As with any statistical test in experimentation, we can't detect everything - each metric will only have the power to detect degradations larger than a given size. Smaller degradations will not be distinguishable from natural noise and variations in your data.
The calculators below can be used to help you calculate what range of degradations you can expect to be able to detect for a given sample size and set of metric characteristics. If your metric is a count, sum, average or ratio metric, use the first calculator for means metrics. Otherwise, if your metric is a percent of unique users metric, use the second calculator for proportions. Note that these calculators assume your statistical settings are set at a significance threshold of 0.05 and a power threshold of 80%.

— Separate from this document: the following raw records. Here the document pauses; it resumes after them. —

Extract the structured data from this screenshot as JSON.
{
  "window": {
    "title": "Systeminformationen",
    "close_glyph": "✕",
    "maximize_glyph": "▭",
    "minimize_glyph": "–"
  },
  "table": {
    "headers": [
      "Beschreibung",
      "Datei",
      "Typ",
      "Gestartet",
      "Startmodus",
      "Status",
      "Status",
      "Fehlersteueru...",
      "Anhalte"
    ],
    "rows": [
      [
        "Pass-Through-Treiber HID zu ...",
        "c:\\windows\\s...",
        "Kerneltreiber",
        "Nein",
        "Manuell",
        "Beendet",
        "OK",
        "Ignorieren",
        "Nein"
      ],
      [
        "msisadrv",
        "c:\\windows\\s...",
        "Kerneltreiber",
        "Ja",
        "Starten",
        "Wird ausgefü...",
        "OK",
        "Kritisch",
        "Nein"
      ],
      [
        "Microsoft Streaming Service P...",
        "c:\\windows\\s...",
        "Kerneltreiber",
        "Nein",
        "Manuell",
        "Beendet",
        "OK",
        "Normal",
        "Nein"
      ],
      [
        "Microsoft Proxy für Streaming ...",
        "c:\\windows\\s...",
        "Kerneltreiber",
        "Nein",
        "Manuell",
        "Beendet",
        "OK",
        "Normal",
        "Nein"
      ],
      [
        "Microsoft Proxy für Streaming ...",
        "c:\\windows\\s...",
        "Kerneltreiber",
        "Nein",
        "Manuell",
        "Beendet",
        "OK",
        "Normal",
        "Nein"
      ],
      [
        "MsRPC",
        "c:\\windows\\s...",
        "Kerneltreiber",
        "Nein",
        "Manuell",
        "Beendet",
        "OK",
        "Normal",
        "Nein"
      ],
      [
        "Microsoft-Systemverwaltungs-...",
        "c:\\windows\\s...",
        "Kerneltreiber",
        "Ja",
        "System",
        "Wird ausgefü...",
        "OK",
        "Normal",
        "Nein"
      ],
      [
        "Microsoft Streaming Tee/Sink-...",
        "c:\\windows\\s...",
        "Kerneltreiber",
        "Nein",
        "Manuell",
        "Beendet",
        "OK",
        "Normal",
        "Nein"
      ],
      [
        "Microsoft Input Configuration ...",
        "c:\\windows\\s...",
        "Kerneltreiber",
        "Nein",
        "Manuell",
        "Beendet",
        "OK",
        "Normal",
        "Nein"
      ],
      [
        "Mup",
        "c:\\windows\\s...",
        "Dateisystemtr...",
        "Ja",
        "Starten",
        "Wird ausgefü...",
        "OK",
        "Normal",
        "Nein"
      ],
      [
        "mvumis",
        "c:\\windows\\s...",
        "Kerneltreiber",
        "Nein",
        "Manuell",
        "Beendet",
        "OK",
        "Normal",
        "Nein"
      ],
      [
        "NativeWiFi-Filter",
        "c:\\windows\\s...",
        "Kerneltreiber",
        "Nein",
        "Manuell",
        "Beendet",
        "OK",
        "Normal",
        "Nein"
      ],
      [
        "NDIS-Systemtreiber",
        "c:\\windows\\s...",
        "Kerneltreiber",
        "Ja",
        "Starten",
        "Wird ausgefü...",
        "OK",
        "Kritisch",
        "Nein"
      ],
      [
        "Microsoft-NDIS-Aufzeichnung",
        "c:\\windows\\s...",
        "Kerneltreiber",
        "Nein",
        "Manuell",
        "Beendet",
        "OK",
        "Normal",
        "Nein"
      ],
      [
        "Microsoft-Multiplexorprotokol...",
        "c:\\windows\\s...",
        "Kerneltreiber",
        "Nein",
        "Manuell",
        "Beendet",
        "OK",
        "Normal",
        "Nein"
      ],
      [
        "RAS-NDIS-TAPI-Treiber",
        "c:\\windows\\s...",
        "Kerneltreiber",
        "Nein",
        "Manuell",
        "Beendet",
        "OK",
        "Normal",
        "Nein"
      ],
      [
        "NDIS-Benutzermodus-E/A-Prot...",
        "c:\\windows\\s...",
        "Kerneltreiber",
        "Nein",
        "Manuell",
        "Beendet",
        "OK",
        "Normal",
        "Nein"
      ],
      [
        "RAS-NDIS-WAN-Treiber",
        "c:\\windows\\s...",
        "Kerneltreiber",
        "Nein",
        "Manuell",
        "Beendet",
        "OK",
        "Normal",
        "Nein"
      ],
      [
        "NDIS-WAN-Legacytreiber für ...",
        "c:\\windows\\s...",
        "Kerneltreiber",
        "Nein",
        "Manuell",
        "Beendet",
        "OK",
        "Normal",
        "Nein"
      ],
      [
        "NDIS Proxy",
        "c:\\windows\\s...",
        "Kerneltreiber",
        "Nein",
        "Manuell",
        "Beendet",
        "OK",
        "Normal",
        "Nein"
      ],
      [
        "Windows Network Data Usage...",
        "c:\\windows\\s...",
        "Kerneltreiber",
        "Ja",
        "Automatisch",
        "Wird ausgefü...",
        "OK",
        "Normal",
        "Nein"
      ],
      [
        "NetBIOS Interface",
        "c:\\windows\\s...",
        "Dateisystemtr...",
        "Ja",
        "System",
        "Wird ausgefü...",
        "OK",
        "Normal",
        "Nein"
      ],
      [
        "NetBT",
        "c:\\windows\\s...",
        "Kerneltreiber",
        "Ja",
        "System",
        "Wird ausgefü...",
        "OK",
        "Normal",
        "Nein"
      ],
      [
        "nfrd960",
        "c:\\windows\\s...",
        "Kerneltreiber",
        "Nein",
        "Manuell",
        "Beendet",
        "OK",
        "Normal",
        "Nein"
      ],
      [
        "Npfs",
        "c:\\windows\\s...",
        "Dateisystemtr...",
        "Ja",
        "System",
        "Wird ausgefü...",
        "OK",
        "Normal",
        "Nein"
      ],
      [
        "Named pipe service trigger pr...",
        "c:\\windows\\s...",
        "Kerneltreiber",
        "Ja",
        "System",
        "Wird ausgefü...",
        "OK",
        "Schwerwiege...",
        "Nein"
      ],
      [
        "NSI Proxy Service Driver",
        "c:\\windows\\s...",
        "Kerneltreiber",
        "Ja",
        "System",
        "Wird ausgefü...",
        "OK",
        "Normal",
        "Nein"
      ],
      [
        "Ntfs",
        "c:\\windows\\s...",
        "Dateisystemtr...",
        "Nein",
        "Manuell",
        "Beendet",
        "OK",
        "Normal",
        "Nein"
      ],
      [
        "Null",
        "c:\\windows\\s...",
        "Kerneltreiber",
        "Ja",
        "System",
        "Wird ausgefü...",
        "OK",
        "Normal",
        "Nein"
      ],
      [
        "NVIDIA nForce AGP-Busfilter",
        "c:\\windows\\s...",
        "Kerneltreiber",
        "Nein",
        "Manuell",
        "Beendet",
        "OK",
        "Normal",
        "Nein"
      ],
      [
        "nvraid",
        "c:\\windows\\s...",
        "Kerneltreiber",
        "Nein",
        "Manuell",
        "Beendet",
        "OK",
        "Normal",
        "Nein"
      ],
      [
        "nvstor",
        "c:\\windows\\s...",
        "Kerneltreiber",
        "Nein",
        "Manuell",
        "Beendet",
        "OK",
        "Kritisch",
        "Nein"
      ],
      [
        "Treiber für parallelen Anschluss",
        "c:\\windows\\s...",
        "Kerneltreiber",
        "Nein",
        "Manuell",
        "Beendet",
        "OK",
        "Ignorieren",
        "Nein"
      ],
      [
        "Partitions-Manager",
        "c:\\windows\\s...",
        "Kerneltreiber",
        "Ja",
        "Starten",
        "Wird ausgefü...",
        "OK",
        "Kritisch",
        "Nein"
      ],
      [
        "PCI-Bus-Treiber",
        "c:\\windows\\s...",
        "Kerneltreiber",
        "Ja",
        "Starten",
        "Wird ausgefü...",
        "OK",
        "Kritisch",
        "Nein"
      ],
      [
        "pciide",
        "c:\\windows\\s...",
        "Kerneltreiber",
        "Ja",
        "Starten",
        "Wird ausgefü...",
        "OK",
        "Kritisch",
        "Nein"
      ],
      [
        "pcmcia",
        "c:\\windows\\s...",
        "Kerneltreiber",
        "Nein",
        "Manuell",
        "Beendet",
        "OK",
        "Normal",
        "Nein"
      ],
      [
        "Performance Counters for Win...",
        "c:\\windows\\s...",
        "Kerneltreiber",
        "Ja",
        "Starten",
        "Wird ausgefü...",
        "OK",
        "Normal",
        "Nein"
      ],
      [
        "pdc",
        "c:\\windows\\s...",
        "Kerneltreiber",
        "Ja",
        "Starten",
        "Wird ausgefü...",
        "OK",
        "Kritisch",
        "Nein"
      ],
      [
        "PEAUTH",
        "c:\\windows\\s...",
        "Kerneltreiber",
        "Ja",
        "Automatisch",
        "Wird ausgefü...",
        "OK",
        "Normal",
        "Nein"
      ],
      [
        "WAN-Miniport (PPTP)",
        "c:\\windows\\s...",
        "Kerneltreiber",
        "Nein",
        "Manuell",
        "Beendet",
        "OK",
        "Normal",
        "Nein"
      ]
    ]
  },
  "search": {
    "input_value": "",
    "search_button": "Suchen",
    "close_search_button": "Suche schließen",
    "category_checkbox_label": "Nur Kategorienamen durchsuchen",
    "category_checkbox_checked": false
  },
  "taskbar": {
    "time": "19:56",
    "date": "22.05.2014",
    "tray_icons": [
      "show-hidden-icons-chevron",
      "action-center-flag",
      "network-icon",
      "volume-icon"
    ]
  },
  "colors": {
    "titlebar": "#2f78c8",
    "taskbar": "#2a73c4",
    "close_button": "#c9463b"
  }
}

For example, imagine you have a Percentage of Unique Users metric which has a value of 60% in the baseline treatment, and you use a relative degradation threshold of 10%. If the desired direction of the metric is a decrease, then we would be testing for evidence that the Percentage of Unique Users in the comparison group is more than 66% (more than 10% higher than the baseline value).
Assuming a 50/50 percentage rollout of users between baseline and comparison treatments, an Org wide significance level of 0.05, and a monitoring window of 24 hours, with 10,000 unique users you would only see an alert if the observed percentage for the comparison group increased by more than 16.2% and hence had a value higher than 69.7%. If instead you had 1000 or 100,000 unique users, the comparison group value would need to be higher than 77% and 67%, respectively, for an alert to be raised.
Using the calculators
If you have the experiment pack and you are unsure of any of the data required for the calculator, we recommended looking at the metric results for a similar feature flag you have already ran, or running a 100% off flag with your intended targeting rules. You can then find the sample size, metric value and standard deviation from the Metric details and trends view reached by clicking into the metric card.
Expected sample size during the monitoring window
This is the total sample size expected to enter your experimental rule during the monitoring window, it will be the total across both treatments rather than per treatment.
The Sample size column is shown under the Sample population section of the data table. You may need to adjust this value if the feature flag you are referencing ran for a different length of time than your chosen monitoring window length.
For example, imagine you see the below table for a feature flag which ran for 48 hours, and you intend to run a similar flag with a monitoring window length of 24 hours. To get the estimated sample size during the 24 hour monitoring window, first sum the sample sizes across the two treatments, to get 2000, then divide by 2 to go from 48 hours to 24 hours - this will give you an estimated sample size during the monitoring window of 1000.
Baseline metric value
This is the expected value of the metric in your control group, or the value you expect to see for the treatment set as the alerting baseline. If you are using a reference feature flag, you can also find an estimate for this value in the Metric Details and Trends view, you will need the number under the Mean column in the Metric Dispersion section of the data table.
Baseline standard deviation
The standard deviation characterises how much variation there is in your metric. It is needed for the Means calculators but not for the percent-unique calculator.
You can find this value under the Stdev column in the Metric Dispersion section of the data table.